L’esperienza di laici che diventano missionari non è cosa recente. Di per sé risale nientemeno che alla comunità di Antiochia, fondata dai laici della diaspora cristiana originata dalle persecuzioni a Gerusalemme. In tempi meno remoti abbiamo visto la Chiesa di Corea venire avviata da laici, e forse questo fonda la ragione della sua costante vivacità. Per stare agli ultimi decenni, in Italia si calcola che l’esperienza missionaria abbia toccato ben più di 15.000 laici adulti, molti sposati e accompagnati dai propri figli, talvolta nati negli stessi luoghi di missione.
Le forme del laicato missionario si sono evolute nel tempo in maniera imprevedibile e ancora oggi assumono caratteri molto differenti tra loro: tentarne una classificazione sarebbe come tentare di definire ogni vita di cristiani battezzati, che, essendo originata e guidata dallo Spirito, non sopporta catalogazioni rigide. Almeno per motivi statistici il laicato rappresenta infatti la fantasia di Dio molto di più dell’insieme dei consacrati e dei ministri ordinati.
Solo per sommi capi e limitandoci agli ultimi decenni, potrebbe essere comodo distinguere l’impegno missionario dei laici non tanto per le loro funzioni o i progetti – il "cosa vanno a fare" – e ancor meno per i luoghi di destinazione, quanto per il soggetto inviante che entra in contatto con una Chiesa missionaria. Dalle diocesi agli organismi di volontariato, da associazioni legate a istituti religiosi o missionari a scelte personali o comunitarie di consacrazione, chi invia si pone nella prospettiva della "cooperazione missionaria": un termine che ben al di là della collaborazione pratica mediante invio o scambio di persone, risorse, progetti o idee, descrive un’autentica avventura dello Spirito, l’obbedienza al Vangelo della fraternità, la missione vissuta tra popoli e culture differenti condividendo l’unica fede e i cammini di liberazione dalle povertà e dalle offese alla dignità umana.

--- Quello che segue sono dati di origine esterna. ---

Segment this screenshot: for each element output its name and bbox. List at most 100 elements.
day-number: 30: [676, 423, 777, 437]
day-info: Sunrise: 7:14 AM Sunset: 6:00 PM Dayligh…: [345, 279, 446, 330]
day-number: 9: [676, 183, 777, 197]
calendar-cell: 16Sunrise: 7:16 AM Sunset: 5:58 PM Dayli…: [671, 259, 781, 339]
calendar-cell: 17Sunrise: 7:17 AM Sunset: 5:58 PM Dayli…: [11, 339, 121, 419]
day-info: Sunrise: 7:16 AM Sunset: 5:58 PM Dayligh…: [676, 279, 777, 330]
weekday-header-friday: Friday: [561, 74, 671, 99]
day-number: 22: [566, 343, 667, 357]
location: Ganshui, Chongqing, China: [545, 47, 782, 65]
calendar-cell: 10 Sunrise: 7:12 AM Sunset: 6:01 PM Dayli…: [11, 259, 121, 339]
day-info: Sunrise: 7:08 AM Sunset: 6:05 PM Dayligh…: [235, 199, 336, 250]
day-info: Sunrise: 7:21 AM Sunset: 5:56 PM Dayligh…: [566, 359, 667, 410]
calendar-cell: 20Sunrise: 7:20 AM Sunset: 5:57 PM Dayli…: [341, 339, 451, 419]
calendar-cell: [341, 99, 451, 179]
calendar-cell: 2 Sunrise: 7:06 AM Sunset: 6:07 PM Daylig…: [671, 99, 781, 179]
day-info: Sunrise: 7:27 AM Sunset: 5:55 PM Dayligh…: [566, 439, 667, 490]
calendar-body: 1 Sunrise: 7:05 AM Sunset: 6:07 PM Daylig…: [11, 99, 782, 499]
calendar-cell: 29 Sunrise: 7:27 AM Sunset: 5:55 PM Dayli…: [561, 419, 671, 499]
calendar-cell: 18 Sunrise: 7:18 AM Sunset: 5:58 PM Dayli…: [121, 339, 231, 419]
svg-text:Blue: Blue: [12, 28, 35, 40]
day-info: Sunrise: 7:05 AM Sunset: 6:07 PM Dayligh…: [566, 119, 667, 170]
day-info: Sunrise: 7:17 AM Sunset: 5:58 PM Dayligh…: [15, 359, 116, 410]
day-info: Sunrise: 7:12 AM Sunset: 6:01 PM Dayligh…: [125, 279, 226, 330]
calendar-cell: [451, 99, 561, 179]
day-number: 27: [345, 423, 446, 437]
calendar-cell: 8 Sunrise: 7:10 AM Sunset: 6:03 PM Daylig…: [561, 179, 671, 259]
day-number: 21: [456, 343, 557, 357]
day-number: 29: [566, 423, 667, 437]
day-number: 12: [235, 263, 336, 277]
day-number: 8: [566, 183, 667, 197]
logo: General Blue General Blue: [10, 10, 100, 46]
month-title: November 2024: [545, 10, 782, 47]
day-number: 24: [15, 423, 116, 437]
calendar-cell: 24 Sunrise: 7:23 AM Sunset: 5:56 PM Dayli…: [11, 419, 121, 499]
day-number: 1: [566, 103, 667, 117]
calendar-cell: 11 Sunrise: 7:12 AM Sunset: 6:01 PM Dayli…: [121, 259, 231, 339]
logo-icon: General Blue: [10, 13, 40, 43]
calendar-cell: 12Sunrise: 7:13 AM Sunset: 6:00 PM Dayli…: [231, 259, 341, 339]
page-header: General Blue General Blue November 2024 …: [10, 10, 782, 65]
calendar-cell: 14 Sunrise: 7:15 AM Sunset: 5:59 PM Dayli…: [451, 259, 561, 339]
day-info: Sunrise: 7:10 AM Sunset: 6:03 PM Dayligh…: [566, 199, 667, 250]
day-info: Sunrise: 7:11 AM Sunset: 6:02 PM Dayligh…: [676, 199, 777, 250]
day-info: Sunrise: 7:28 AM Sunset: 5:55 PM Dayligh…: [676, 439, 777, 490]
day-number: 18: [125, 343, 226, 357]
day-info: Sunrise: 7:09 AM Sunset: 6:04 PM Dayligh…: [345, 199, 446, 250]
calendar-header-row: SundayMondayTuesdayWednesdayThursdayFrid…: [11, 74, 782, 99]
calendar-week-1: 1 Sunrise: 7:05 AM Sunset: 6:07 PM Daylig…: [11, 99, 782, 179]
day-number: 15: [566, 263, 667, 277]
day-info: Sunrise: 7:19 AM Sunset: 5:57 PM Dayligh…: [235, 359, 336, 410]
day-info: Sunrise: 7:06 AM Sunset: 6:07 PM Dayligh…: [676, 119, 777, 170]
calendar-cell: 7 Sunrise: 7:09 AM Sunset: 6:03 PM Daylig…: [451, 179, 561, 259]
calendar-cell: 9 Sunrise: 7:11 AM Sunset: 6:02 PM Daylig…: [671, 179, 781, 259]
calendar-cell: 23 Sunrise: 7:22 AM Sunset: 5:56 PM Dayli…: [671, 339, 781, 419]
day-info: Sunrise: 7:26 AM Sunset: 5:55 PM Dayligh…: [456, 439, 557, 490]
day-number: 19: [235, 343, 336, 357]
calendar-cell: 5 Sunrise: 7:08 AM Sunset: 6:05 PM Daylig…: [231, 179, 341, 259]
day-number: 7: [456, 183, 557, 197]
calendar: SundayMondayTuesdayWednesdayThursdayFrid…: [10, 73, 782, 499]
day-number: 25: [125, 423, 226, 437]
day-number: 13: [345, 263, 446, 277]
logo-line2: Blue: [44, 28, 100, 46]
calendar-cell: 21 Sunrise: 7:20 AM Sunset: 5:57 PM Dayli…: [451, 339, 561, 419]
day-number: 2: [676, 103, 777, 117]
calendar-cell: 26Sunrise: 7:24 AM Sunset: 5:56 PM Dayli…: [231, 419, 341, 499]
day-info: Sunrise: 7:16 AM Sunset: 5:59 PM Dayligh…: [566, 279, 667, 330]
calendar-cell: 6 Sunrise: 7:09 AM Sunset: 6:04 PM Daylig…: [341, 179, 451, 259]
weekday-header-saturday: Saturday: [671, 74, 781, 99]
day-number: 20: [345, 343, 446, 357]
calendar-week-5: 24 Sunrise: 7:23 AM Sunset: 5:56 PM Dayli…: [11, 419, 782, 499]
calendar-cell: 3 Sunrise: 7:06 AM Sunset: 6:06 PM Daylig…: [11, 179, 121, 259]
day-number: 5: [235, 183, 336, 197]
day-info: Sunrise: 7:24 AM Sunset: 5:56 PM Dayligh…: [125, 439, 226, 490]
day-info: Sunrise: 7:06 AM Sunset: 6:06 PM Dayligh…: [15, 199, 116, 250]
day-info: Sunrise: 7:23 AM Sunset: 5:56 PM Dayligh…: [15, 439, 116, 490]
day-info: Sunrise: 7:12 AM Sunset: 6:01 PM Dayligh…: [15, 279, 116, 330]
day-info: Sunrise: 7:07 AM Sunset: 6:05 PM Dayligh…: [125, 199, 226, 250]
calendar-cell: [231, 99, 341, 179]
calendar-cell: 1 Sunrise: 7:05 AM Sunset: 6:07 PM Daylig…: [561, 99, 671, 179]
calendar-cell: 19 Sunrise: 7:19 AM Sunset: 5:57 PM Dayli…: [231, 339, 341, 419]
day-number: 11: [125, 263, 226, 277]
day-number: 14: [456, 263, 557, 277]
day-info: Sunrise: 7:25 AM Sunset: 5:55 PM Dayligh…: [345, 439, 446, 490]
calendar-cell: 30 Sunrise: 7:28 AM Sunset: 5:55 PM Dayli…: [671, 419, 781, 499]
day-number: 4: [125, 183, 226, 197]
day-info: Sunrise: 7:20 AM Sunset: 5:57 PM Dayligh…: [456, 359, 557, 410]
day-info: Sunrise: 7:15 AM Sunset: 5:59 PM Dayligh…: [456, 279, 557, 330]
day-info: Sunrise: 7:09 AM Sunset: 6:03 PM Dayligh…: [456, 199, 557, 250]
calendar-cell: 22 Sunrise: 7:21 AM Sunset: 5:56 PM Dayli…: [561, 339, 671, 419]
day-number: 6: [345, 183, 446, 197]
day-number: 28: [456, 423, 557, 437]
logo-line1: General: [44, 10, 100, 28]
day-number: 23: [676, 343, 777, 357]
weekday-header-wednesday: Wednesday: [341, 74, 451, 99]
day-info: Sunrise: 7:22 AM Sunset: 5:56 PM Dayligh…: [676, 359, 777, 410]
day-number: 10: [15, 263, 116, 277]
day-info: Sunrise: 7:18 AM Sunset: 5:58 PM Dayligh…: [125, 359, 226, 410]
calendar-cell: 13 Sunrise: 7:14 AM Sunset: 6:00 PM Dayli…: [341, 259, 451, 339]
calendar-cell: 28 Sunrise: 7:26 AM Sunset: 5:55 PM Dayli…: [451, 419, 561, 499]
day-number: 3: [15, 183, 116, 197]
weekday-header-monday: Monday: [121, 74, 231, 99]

Alcuni elementi permettono di distinguere il laicato missionario cristiano da altre forme che, certamente degne di rispetto e di alta considerazione, mantengono tuttavia la loro differenza.
Il laico missionario è anzitutto una persona – o una coppia, come nel caso degli autori di questo libro – che avverte una vocazione: la qualità spirituale dell’invio, frutto di un’esigente formazione interiore, intessuta di preghiera semplice e profonda, è il primo passo che rivela la chiamata. Si pensa talvolta che una vocazione possa esprimersi appieno solo in una scelta ad vitam, come fortunatamente è accaduto e accade a migliaia di missionarie e missionari nel mondo; se però lo Spirito sempre crea forme nuove di vita cristiana e di apostolato, esse pure rappresentano autentiche vocazioni, con doni propri, capaci di arricchire la Chiesa di oggi. Sull’apparente breve "durata" di tali vocazioni, basti dire che incontriamo la stragrande maggioranza dei laici missionari rientrati nei gangli vitali della società e della Chiesa, nella politica e nel sindacato, nell’insegnamento e nella cultura, a fianco di migranti e poveri, e nella stessa animazione missionaria delle comunità.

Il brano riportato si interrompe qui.